With an updated infrastructure stack, the team saves 100+ Dev Hours Per Month
The team moved to a scalable infrastructure stack in a dockerized environment. We jointly decided that this could set the team up for success in the longer run while saving time and
The New Dockerized Environment helps the team save costs and be more Agile
Lightweight: Docker images are much lighter and only encapsulate the application and its dependencies. This makes them much smaller and faster to build.
Microservices Architecture: Docker images are building blocks that break a monolithic application into smaller microservices.
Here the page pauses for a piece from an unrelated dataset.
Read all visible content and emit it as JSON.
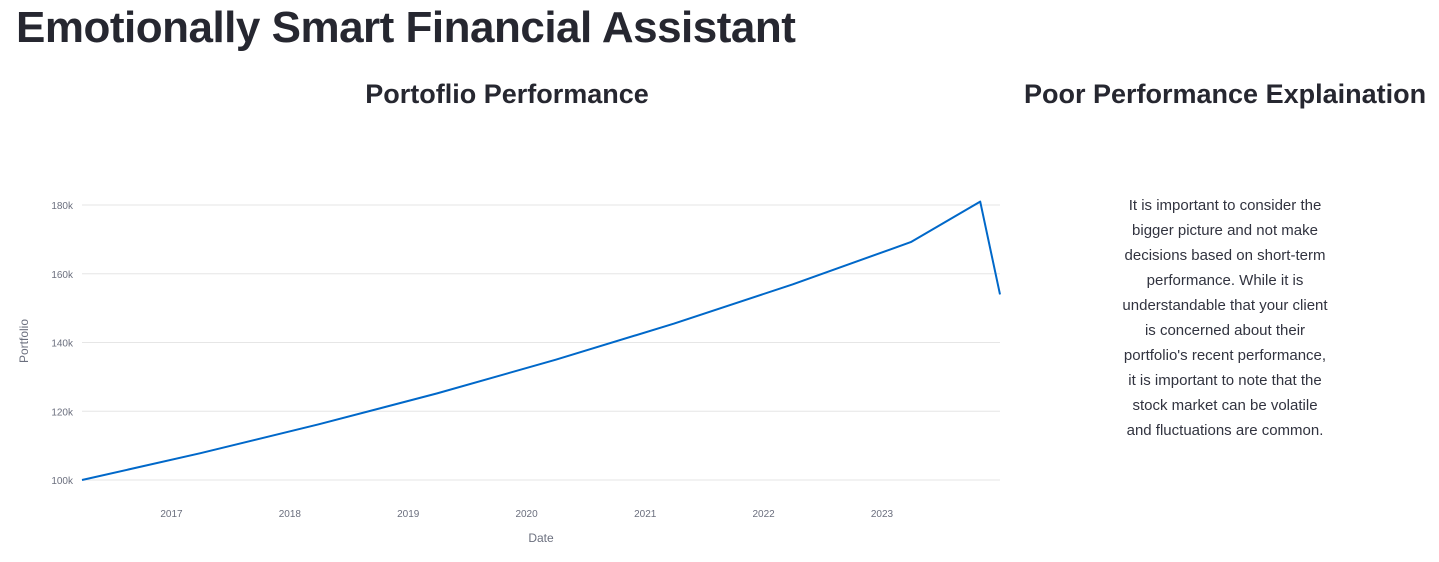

Microservices make the application much more reliable and transparent.
Cost-effective: Containers share the host OS kernels, making them more resource-efficient than Virtual Machines. Multiple containers can run on shared infrastructure, leading to high resource utilization.
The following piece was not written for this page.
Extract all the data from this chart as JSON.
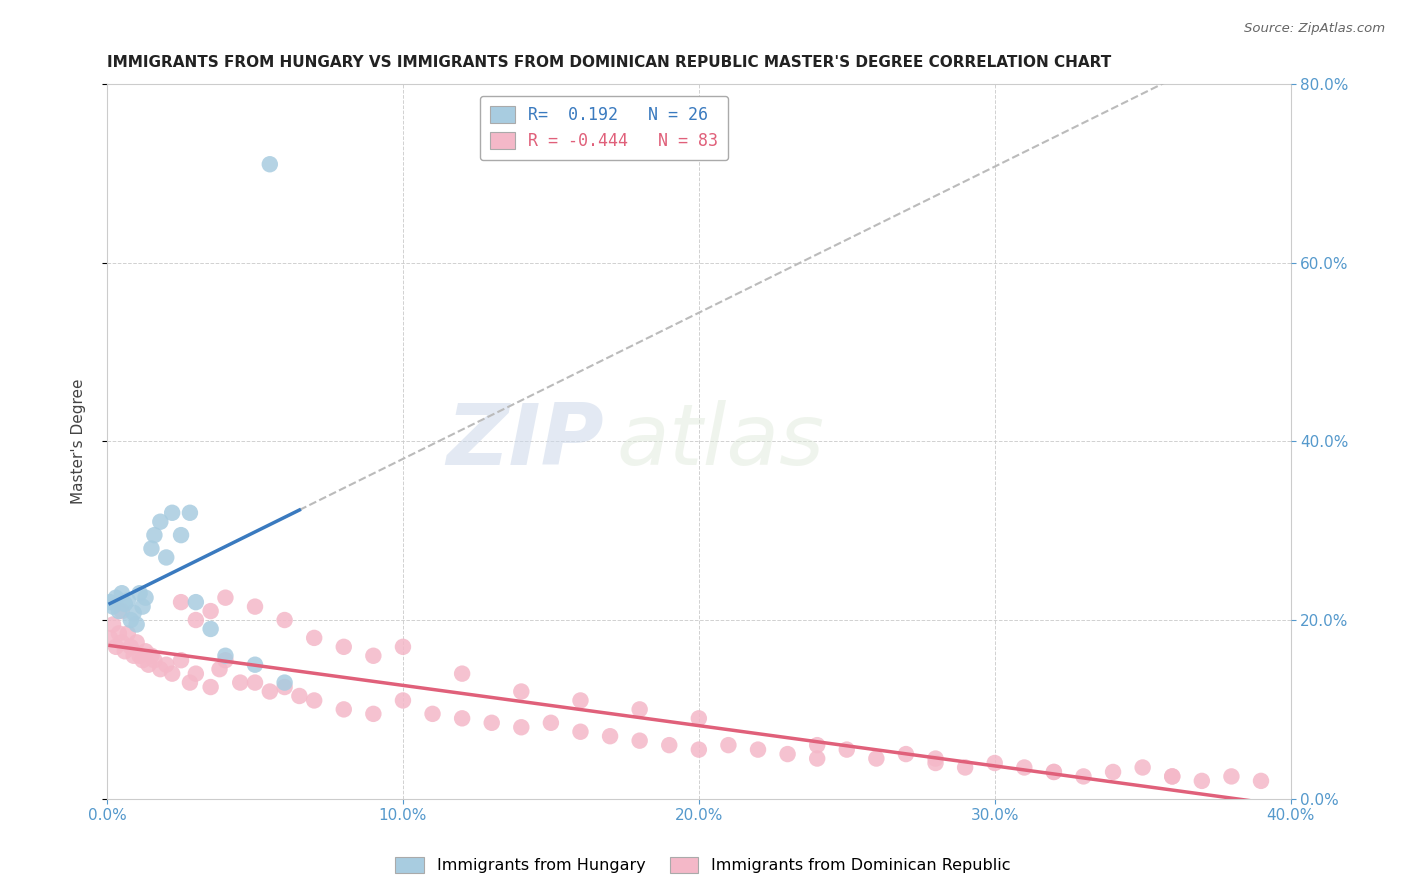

ML Team’s new workflow with TrueFoundry
TrueFoundry helped the team move seamlessly from their existing setup to a new docker-based setup that ensures:
Easier for DS teams to manage: Each time a service/model needs to be deployed or tested, it can be done locally.
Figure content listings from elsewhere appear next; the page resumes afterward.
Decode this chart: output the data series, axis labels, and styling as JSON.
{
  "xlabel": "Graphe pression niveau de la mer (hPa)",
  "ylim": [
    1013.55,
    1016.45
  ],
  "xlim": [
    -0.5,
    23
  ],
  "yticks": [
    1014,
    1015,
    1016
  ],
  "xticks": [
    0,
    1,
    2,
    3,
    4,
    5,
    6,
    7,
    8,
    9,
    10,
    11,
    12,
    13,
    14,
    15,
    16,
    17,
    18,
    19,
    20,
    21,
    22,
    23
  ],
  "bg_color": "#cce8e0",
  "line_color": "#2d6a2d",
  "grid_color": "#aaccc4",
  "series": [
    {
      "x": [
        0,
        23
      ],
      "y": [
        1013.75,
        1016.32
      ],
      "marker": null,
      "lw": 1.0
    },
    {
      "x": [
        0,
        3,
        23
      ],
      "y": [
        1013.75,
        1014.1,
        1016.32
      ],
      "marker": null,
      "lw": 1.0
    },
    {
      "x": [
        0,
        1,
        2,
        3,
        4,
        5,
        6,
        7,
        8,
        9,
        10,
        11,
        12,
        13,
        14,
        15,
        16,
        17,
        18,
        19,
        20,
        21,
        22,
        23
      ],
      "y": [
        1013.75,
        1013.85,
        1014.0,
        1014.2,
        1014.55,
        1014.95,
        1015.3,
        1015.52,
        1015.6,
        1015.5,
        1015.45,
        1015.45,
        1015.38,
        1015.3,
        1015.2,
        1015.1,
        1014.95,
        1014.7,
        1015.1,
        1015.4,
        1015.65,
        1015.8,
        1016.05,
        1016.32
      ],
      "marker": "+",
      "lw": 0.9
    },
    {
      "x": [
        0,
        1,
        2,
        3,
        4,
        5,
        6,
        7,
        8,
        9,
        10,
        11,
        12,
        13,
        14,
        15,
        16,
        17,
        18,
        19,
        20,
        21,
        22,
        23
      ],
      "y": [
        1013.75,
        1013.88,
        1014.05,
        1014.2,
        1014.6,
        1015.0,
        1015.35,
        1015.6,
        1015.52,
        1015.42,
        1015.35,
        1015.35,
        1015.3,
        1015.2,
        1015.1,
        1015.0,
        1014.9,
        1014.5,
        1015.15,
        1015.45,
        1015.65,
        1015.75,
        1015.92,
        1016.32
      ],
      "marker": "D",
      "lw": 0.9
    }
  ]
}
SRE Best practices were auto-enforced: Autoscaling, version management, data and model lineage tracking, cost visibility, etc.
~40% Cloud Cost Savings: Through reliable usage of spot instances, more resource utilization
Aviso AI team could ship LLMs from Day 1 using TrueFoundry
With the new and modular stack in place, the team was set up to seamlessly deploy and use new-age and heavier models like LLMs to power MIKI and newer use cases coming up.
“The team did not have to think about how to configure and manage resources.”
- Santosh SK Madilla, Principal Data Scientist at Aviso AI
Given the scale and recency of these models, training, fine-tuning, and deploying these models at scale are complex engineering problems. These include:
Scaling up of GPU infrastructure: To support huge models like LlaMA 2 70 Bn, etc.
Figuring out suitable model server configurations: New models are released every few weeks, and teams need to determine the correct parameters to serve them on model servers like vLLM, TGI, etc. Finding this config based on available resources and performance requirements can take weeks.
Fine-tuning and Pre-Training: Fine-tuning and pre-training require orchestrating multi-GPU clusters, checkpointing, and continuously monitoring the training job.
The team could just deploy their models and be assured of reliability and optimal costs by default
TrueFoundry helped the team to:
1 Click deploy any Open-Source LLM from Hugging Face Hub or other sources
Autoscaling with the best performance over model servers to give the most performant models
Save costs by using spot instances, allowing to scale down model in certain periods of the day and deployment of bare Kubernetes.
TrueFoundry became the single pane of glass for admins and ML Teams
TrueFoundry became the single dashboard through which the different projects within the company deployed their ML Models. This allowed easier context-sharing between the teams since everyone, especially the admins could look at what deployments and model building is being done by the different teams.